William Thomas, a prominent citizen in Jacksonville, Ill., served as a circuit judge, a member of the Illinois General Assembly, and a trustee of several state institutions in Jacksonville.
In this reminiscence, Thomas recalled his horseback journey from Kentucky to Illinois, and his first year, 1826-27, as a school teacher and lawyer in Jacksonville. On the way, he visited New Harmony, Ind., the Owenite community, which was "on the wane." In Belleville, he met Ninian Edwards, and in Edwardsville he was licensed to practice law by Samuel Lockwood. He noted the people and towns through which he traveled (including a drunken group of "Macoupinites" in Carrollton).
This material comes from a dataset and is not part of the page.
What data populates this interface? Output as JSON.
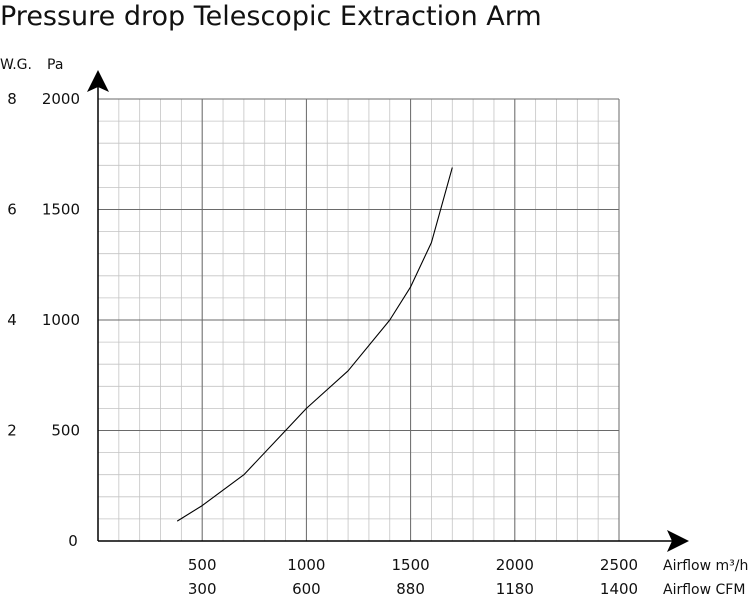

Thomas mentioned many acquaintances in early Jacksonville, and commented on the split in the town between "yankees" from the north and east (who supported John Quincy Adams) and "white people" from the south and west (who supported Andrew Jackson). In the spring and fall of 1827, he practiced law in the counties of western Illinois that comprised the First Circuit. In the summer, he briefly served as a volunteer in the Winnebago War.
Thomas's memoir of "Early Times" was published in the Apr. 18, 1877, issue of the Jacksonville Weekly Journal, a 16-page transcription of which was collated by Solon J. Buck in 1913.